Sophomore Amandre Williams, the Tahoma High product, is the new No. 1 strong-side linebacker, having studied under Bartlett there last season. Sophomore Myles Rice has been working with the second-team defense at SAM.

“It was cool to learn from someone like Tevis Bartlett. He’s a big mentor of mine. He’s real smart and I’m just taking in every little thing he has to say,” Williams said.

Sophomore Ryan Bowman and junior Benning Potoa’e are 1-2 at the other outside linebacker spot (Buck). Two intriguing up-and-comers are redshirt freshmen Joe Tryon – listed at 6-feet-5 and 267 pounds – and Ariel Ngata, long and lean at 6-2 and 217 pounds.

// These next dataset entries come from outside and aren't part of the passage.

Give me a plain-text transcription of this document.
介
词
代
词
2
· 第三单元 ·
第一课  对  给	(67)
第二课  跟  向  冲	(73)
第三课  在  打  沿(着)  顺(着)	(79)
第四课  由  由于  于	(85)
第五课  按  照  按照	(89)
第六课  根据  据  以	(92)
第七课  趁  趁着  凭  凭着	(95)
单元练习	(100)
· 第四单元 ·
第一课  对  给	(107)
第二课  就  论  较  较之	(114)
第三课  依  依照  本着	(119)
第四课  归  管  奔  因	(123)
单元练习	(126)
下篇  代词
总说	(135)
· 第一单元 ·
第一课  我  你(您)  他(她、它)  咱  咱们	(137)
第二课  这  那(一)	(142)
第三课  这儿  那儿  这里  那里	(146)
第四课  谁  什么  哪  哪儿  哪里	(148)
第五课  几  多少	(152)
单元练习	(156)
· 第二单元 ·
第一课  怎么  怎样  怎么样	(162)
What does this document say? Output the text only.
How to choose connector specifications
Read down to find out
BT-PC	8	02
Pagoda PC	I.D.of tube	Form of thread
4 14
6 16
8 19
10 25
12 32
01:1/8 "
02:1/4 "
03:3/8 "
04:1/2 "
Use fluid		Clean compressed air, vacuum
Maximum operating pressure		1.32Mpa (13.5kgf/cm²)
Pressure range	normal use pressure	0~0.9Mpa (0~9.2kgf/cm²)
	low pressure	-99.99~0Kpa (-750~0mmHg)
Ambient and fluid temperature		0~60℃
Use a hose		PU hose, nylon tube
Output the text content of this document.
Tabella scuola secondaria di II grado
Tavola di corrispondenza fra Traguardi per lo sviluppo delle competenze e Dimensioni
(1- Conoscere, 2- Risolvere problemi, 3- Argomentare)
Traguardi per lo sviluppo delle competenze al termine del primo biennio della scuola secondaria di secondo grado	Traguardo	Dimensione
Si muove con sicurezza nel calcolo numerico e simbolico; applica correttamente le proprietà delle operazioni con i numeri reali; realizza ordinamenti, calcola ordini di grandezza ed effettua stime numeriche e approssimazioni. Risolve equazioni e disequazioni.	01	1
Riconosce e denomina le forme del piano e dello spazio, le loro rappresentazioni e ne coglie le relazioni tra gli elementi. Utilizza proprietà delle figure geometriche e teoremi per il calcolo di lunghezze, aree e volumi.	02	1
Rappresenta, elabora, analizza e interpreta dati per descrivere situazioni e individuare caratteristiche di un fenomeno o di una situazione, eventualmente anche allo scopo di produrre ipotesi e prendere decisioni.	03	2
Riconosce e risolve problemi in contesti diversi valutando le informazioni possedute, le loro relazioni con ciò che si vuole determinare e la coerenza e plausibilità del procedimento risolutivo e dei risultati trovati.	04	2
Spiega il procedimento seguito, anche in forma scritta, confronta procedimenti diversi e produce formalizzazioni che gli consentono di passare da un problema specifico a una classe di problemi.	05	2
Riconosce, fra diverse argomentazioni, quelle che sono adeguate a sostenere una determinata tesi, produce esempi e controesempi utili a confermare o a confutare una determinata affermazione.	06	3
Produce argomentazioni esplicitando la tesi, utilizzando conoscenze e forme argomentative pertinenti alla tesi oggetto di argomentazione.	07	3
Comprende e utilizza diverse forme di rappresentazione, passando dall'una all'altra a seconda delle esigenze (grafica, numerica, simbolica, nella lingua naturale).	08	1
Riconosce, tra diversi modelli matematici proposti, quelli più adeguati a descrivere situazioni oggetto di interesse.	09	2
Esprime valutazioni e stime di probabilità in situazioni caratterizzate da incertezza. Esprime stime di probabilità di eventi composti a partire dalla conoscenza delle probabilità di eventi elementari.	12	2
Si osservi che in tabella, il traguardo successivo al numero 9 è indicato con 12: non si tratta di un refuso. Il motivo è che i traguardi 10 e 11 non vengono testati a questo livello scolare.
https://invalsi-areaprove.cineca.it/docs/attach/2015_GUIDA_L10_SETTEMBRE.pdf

“There’s going to be a role for all those guys,” said co-defensive coordinator Pete Kwiatkowski, who coaches the outside linebackers. “We’ve got good depth, and all those guys are hungry. They all want to play. It’s going to all work itself out in these next 20-something practices.”

Ngata has at times feasted on the third-team offensive line through three fall-camp practices.

“He’s really quick, fast, twitchy,” Kwiatkowski said. “He’s going against some younger guys (on the offensive line) and he was working them pretty good. It’s going to be interesting to see how he does when he gets the pads on. I know he cares – he cares about it and wants to be really good. We’ve got high hopes for him.”